I was intrigued to learn that one of the ways the researchers evaluated the performance of the Transformer architecture is with something called a “BLEU score”. This stands for “bilingual evaluation understudy” and is a score used to evaluate machine translation performance, i.e. how well a system is able to translate text from one language to another.

Basically the way it works is that for a given pair of languages, e.g. German and English, there is a large set of phrases, each with a corresponding set of “reference translations” from actual human translators. These phrases are given to the machine translation system to translate, its output is compared to the reference translations, and the system is scored based on its output’s similarity to the reference translations. This score is the BLEU score.

A score of 100 would mean that the system’s output exactly matched a reference translation for every piece of text in the input set. Presumably if the system output complete randomness it would get a score very close to 0.

This score is very curious to me. It doesn’t seem like a great way of assessing the performance of a translator, although I recognize it isn’t meaningless, and I also admit I can’t really come up with a better way. I asked ChatGPT if we know what human translators score on similar tests, and after leading with a bunch of caveats about how this depends on many factors etc. it told me that skilled translators have been known to score in the 40ish range.


Something else I found fascinating while reading this paper, which isn’t about the paper per se but rather about my ongoing conversation with ChatGPT while I read it, is that there is a very distinct impediment to really explaining how LLMs work or what attention means, precisely, due to the automated nature of how weights are calculated and what they mean.

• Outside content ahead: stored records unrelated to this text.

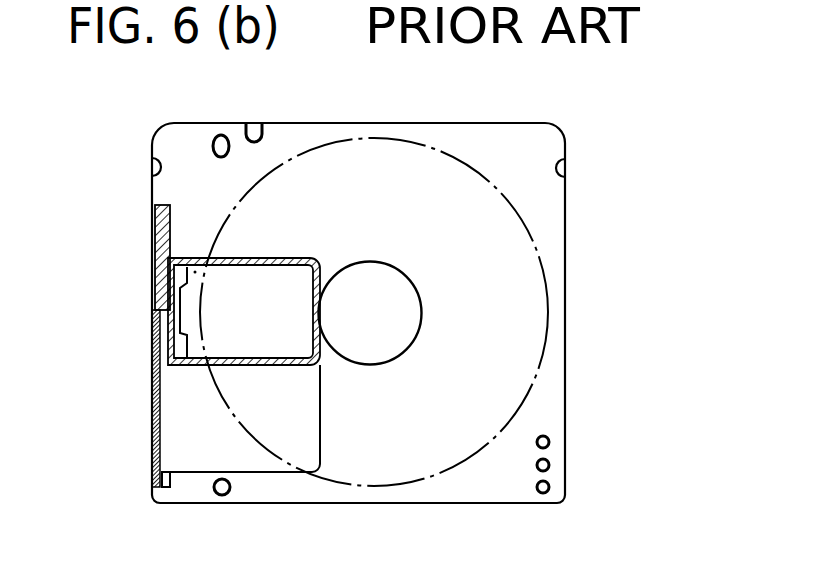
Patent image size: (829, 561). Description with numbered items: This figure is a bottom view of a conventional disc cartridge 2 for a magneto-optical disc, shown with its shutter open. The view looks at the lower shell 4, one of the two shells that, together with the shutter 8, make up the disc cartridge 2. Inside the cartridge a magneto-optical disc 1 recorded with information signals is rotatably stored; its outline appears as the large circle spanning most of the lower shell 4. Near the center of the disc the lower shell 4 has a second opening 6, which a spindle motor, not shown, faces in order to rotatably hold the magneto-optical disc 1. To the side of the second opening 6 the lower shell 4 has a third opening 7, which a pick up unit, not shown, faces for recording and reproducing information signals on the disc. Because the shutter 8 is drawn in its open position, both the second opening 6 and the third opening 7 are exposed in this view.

The magneto-optical disc 1 is at (540, 263).
The disc cartridge 2 is at (565, 148).
The lower shell 4 is at (530, 138).
The second opening 6 is at (395, 312).
The third opening 7 is at (178, 279).
The shutter 8 is at (176, 398).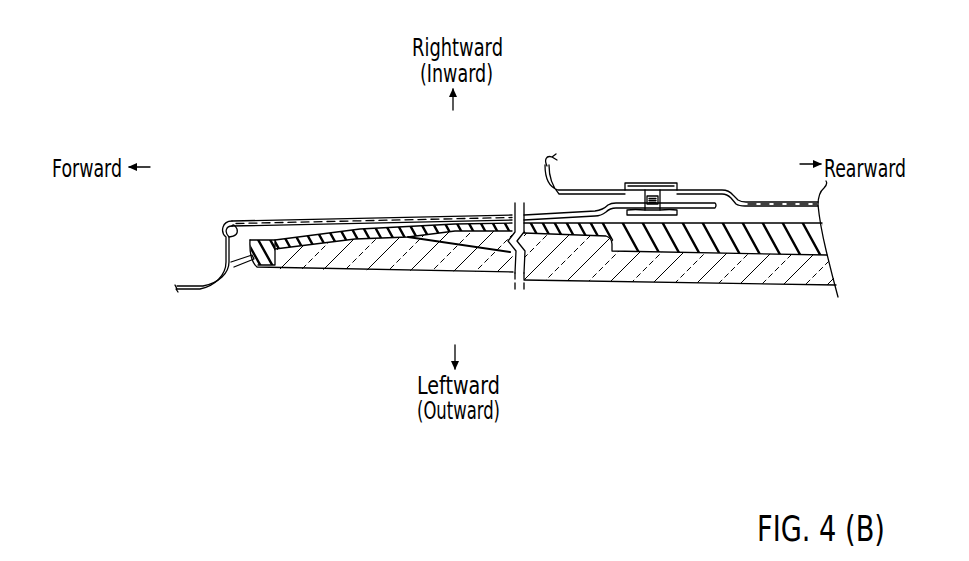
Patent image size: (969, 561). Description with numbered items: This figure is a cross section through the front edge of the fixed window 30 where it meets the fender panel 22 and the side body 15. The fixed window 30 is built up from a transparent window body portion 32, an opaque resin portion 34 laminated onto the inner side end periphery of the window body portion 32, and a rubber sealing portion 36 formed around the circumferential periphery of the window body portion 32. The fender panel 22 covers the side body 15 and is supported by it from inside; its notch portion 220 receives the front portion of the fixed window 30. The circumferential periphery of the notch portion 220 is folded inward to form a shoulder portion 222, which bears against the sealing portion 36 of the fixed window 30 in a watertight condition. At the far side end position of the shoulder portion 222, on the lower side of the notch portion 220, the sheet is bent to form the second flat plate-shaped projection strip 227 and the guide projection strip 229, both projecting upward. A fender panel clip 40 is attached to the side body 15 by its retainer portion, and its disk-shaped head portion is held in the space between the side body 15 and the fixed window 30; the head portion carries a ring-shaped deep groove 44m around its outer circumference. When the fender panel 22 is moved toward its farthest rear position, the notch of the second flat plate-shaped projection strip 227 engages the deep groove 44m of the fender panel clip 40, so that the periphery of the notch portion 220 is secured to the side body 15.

The side body 15 is at (717, 183).
The fender panel 22 is at (390, 196).
The notch portion 220 is at (345, 217).
The shoulder portion 222 is at (229, 221).
The second flat plate-shaped projection strip 227 is at (585, 189).
The guide projection strip 229 is at (458, 214).
The fixed window 30 is at (665, 290).
The window body portion 32 is at (735, 270).
The resin portion 34 is at (796, 250).
The sealing portion 36 is at (240, 264).
The fender panel clip 40 is at (658, 180).
The deep groove 44m is at (622, 189).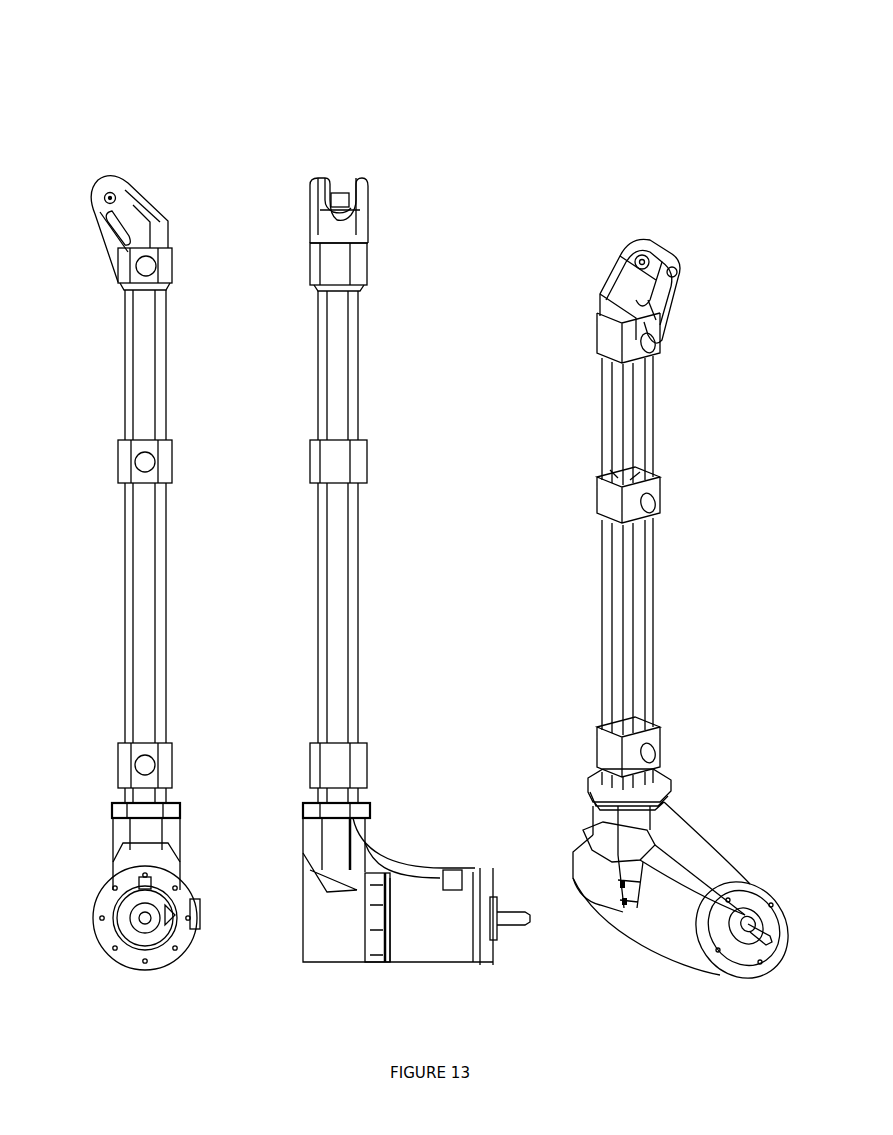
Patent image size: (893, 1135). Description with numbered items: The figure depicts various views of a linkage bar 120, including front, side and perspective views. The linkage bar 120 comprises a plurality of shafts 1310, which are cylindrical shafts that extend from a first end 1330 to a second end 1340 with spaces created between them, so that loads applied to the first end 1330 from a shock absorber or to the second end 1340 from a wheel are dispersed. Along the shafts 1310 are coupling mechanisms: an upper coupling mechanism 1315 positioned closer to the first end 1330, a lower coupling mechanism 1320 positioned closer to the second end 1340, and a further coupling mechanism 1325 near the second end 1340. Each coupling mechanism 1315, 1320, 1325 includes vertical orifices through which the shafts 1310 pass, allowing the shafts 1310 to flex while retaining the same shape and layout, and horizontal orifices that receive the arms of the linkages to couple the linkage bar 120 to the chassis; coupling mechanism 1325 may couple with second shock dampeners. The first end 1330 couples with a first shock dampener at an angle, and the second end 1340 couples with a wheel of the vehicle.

The linkage bar 120 is at (84, 88).
The plurality of shafts 1310 is at (653, 418).
The upper coupling mechanism 1315 is at (615, 347).
The lower coupling mechanism 1320 is at (610, 507).
The coupling mechanism 1325 is at (610, 742).
The first end 1330 is at (622, 265).
The second end 1340 is at (700, 873).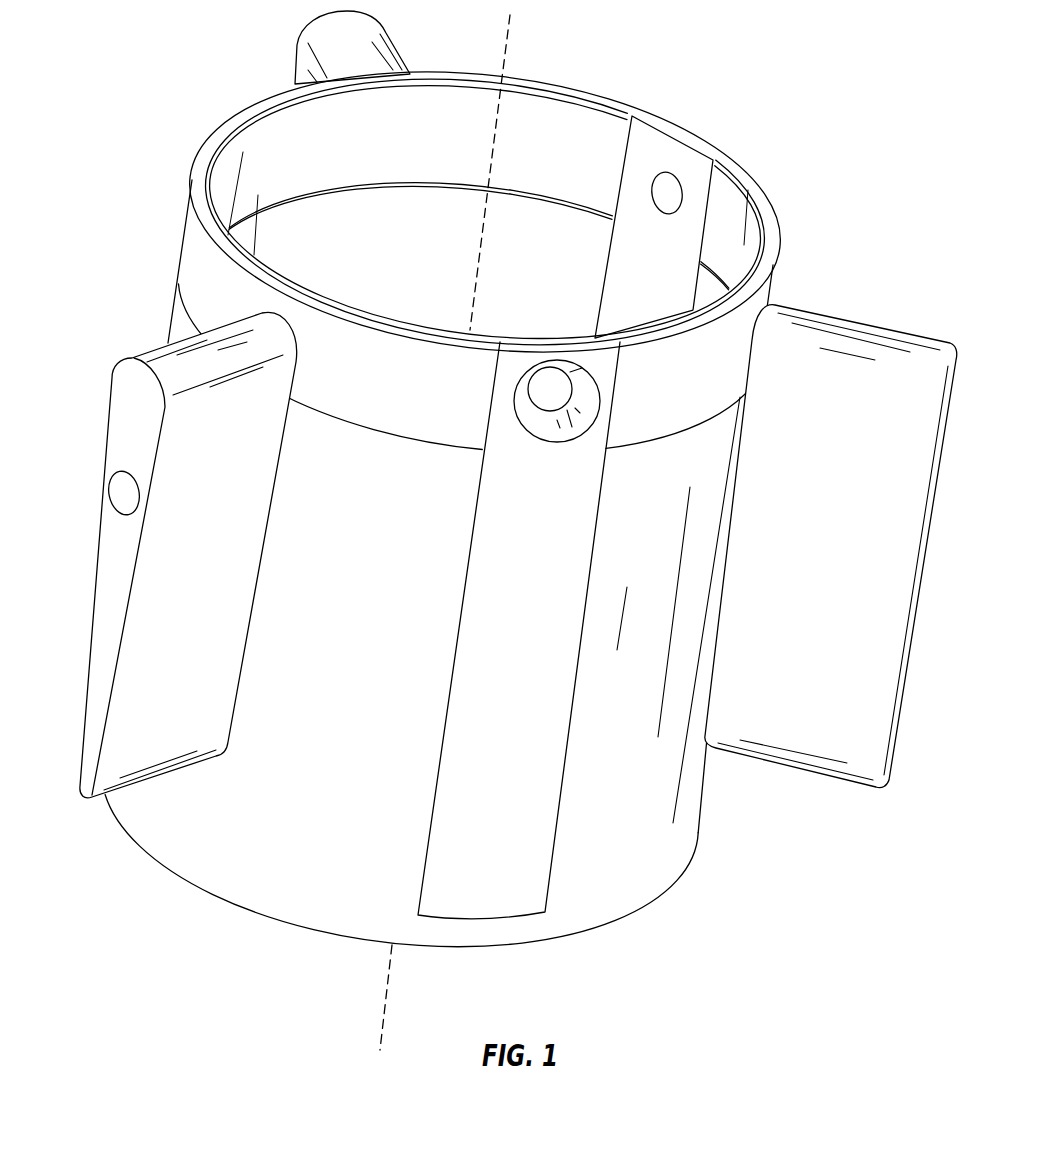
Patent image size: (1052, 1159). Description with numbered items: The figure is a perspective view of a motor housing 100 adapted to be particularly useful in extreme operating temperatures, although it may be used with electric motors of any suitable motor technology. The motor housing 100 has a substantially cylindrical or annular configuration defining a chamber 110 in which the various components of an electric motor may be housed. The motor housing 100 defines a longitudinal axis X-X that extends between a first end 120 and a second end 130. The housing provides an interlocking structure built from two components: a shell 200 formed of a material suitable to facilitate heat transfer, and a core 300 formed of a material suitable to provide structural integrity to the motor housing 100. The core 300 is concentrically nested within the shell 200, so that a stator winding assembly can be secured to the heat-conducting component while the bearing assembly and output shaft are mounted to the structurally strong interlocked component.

The motor housing 100 is at (94, 164).
The chamber 110 is at (548, 232).
The first end 120 is at (170, 868).
The second end 130 is at (262, 110).
The shell 200 is at (660, 818).
The core 300 is at (778, 282).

Here are just a few excerpted examples of how ChatGPT attempted to explain things to me during my session:

Regarding query, key, and value vectors:

While it may be difficult to interpret the precise meaning of these vectors, they help the model to encode and process the relevant contextual information required for each token

Regarding the meaning of each dimension of a vector (up to 768!):

it’s difficult to interpret the precise meaning of individual dimensions

Regarding an example that ChatGPT provided to make the idea of vectors concrete:

The simplified values in the example are not interpretable

And putting it all together:

These high-dimensional vectors (e.g., 768 dimensions in BERT-base) enable the model to encode and process a large amount of information, but their internal structure and meaning may not be easily interpretable by humans.

These quotes provide a strong flavor of what Yudkowsky fears when he talks about inscrutable matrices.


Is this the final chapter, then? Will transformers get us all the way to superhuman general intelligence? Sam Altman (CEO of OpenAI) doesn’t think so: while they undoubtedly changed the game of AI research, Altman believes there are architectural advances yet to be discovered that we will need to find before AI systems are able to exceed human ability on all cognitive tasks.

So maybe attention isn’t all you need.